OTHER VOICES
A flag pin that Barack Obama sometimes doesn't wear? Obama's neighbor, an English professor who was a member of the radical Weather Underground — 40 years ago? And again with Hillary Clinton's bogus Bosnia recollections and Obama's relationship with the Rev. Jeremiah Wright?
Those subjects dominated the first half of Wednesday's Democratic presidential debate on ABC News, a debate that was defined more by the moderators' questions than by the candidates' answers. Voters deserve better.
In fairness to ABC anchor Charles Gibson and correspondent George Stephanopoulos, the tempests they asked about have driven the campaign in the six weeks since the last debate.

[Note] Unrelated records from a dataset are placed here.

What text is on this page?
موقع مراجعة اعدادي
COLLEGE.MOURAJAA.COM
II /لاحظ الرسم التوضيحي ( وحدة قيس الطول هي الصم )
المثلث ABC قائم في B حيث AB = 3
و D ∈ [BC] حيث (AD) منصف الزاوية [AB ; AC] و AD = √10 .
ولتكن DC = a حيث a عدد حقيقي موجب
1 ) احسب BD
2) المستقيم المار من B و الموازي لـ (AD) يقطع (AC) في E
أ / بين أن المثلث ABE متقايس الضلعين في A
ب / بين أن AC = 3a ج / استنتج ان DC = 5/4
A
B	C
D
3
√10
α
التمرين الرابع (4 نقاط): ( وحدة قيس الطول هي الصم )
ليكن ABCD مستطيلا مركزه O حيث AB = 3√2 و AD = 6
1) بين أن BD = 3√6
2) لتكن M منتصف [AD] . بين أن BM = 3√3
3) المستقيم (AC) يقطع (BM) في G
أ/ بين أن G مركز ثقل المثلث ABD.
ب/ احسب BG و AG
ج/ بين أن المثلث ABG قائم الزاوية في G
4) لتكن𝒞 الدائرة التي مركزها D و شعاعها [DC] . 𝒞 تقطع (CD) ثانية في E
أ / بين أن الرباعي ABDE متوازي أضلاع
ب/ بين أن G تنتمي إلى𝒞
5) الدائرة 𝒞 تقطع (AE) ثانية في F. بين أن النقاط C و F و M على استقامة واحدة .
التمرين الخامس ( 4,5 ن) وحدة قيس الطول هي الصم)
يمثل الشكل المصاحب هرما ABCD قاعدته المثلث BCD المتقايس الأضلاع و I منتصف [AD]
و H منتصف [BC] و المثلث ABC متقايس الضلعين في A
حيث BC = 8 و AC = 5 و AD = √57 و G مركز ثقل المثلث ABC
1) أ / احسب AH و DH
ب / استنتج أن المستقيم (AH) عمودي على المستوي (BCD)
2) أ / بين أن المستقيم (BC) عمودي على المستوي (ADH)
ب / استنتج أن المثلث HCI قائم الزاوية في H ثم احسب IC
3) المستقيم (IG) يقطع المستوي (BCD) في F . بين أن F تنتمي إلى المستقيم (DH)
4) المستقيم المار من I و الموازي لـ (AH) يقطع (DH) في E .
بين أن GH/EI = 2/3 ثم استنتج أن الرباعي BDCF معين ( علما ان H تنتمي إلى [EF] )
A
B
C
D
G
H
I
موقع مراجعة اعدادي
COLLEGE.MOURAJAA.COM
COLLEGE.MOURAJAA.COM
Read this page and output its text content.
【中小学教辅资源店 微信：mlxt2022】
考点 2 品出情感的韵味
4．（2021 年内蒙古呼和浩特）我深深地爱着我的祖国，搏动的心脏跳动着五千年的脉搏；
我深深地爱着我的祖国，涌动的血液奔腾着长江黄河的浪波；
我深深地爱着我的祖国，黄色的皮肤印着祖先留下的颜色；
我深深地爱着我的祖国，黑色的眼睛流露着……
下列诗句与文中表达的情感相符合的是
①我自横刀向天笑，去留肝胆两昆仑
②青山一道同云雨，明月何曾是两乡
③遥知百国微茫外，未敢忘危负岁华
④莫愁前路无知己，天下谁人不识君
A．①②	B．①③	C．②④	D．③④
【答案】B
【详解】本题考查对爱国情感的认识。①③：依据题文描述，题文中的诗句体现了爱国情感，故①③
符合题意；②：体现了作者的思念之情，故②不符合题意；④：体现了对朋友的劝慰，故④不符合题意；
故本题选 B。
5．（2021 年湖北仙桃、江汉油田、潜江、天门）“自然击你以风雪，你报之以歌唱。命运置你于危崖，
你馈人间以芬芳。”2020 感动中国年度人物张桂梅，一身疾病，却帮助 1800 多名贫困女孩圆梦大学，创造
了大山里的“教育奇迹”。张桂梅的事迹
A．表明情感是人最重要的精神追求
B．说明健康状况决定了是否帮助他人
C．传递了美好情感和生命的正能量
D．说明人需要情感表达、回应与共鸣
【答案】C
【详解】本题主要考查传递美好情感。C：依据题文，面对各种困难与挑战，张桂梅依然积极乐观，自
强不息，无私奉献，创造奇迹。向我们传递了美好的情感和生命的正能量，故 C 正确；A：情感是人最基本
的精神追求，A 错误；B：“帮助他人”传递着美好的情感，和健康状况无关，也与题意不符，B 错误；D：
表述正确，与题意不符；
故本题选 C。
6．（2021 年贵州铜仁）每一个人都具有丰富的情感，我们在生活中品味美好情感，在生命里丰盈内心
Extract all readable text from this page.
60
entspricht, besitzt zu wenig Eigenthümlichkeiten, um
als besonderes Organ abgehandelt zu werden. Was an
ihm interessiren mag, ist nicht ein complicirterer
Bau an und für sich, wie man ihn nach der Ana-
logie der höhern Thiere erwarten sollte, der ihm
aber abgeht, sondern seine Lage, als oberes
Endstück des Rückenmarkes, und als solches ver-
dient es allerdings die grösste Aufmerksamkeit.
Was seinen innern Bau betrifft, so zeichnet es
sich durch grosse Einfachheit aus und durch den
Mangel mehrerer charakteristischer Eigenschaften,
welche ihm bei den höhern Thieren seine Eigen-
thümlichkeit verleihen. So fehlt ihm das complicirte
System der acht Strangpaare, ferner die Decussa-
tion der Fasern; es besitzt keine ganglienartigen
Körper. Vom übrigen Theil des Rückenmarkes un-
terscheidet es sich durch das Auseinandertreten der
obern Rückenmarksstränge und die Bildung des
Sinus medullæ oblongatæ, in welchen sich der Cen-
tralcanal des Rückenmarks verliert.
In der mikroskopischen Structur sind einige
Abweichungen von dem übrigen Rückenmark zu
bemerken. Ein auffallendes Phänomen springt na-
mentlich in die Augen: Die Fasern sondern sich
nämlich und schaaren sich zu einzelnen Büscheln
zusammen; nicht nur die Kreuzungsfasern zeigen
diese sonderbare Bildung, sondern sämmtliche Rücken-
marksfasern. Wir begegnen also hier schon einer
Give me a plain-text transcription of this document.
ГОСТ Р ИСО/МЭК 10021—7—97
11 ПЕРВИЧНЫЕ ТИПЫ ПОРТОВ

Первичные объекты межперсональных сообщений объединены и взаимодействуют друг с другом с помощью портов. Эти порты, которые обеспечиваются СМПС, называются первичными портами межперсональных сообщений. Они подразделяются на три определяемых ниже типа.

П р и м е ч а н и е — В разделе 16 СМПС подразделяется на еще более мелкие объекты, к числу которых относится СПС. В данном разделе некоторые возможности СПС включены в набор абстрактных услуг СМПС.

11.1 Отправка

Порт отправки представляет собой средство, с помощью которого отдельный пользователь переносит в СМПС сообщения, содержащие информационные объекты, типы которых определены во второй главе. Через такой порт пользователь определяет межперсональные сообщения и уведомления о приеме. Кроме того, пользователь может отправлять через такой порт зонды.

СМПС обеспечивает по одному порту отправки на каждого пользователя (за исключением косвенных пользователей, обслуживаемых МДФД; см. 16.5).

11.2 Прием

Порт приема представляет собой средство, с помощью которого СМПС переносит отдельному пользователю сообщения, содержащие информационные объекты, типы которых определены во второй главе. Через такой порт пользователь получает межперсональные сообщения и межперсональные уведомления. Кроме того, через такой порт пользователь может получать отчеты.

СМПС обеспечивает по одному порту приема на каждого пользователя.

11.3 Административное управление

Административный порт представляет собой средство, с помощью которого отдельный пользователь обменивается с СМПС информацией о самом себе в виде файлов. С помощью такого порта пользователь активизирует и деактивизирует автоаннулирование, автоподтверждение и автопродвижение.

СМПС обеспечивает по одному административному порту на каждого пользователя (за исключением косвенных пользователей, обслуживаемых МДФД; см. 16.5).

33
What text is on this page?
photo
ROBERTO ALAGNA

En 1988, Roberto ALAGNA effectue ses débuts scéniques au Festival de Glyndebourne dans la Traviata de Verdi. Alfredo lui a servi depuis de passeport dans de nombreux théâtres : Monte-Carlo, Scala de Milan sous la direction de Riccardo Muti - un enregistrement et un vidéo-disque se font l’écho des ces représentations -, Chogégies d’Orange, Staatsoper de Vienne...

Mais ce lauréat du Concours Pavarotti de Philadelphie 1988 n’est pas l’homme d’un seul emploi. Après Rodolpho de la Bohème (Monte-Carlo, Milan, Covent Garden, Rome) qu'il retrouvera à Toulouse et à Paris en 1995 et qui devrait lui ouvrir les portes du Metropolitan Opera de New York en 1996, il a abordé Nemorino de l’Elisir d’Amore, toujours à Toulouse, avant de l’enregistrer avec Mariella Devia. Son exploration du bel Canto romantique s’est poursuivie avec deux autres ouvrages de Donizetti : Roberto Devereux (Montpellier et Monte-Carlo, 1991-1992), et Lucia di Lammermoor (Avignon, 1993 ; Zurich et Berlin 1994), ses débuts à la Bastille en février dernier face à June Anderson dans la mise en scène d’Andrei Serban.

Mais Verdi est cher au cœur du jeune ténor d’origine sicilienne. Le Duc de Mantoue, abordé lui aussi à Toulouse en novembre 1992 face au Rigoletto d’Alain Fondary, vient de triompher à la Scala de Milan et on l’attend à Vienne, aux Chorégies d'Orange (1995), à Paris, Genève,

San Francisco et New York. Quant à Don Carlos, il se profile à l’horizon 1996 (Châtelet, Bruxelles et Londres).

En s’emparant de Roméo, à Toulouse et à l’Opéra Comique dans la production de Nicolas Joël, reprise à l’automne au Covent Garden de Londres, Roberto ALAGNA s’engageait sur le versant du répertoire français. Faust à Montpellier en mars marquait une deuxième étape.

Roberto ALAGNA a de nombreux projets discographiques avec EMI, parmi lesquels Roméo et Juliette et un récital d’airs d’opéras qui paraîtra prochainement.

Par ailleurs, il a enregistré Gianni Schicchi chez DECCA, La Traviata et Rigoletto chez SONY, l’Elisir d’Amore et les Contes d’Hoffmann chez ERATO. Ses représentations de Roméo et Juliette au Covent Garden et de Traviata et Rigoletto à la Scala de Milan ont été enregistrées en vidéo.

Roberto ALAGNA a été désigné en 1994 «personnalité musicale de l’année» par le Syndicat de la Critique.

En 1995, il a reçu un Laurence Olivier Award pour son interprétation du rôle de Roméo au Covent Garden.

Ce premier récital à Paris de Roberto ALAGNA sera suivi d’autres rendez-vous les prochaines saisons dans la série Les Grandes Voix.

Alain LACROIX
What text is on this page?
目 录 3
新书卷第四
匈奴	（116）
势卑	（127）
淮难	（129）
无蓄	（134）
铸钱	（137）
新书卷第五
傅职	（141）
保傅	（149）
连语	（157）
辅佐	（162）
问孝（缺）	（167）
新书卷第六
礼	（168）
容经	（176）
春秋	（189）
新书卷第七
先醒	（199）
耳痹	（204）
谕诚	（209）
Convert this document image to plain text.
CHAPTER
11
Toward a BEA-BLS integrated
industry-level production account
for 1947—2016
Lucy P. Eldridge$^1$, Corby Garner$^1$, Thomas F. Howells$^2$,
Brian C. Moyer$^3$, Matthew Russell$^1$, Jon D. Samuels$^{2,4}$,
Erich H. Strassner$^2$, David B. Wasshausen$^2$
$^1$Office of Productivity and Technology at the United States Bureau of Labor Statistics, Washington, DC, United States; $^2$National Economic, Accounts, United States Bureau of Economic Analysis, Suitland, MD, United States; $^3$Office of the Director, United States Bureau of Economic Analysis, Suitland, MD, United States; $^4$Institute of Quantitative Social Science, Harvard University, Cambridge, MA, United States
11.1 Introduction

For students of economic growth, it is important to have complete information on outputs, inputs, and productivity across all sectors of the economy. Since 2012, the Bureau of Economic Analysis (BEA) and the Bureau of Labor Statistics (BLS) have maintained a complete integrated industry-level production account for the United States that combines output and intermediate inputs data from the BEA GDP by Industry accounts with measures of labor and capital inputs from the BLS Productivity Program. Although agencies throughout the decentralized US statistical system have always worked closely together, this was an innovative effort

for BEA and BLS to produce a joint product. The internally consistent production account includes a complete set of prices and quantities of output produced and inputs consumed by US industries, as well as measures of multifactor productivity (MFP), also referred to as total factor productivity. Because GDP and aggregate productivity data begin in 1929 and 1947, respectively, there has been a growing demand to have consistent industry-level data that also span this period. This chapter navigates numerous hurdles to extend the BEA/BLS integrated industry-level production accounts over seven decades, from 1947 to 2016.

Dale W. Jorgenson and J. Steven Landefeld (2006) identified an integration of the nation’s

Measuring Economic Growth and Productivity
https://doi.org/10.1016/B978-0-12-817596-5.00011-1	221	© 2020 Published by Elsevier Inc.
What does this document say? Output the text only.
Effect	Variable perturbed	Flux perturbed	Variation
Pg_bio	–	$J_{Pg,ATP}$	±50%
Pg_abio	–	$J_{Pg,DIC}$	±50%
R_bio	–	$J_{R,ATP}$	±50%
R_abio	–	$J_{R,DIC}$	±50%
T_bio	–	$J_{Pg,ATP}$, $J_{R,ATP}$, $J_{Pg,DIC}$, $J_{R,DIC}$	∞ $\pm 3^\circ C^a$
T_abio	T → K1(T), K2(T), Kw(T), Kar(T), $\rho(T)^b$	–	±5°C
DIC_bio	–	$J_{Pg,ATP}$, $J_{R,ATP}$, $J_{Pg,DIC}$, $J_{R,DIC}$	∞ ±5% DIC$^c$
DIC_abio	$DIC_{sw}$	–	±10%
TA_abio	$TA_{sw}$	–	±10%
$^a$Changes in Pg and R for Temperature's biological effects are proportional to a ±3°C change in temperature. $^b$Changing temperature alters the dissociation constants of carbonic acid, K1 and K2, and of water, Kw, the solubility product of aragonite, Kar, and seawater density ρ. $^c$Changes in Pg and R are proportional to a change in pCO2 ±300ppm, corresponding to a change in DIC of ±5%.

And because Obama and Clinton don't differ much on most issues, electability has surfaced as the latest battleground. But that's no excuse for ABC's obsessive focus on gaffes and gotchas.
The inquisitors did eventually get around to more substantive subjects: Iraq, the economy, taxes and gas prices, guns, religion and bitterness in small-town America, Iran, Social Security and affirmative action. But most of that discussion tilled well-furrowed ground. There are subjects that would have provided fresher fodder.
Why no question about the recent food riots around the world as the price of sustenance skyrockets? What about Wednesday's death penalty decision in which the Supreme Court ruled lethal injection constitutional? Or President George W. Bush telling Pope Benedict XVI that "here in America, you'll find a nation that welcomes the role of faith in the public square."
There was plenty to talk about. Too bad for voters that much of it didn't make the cut at ABC.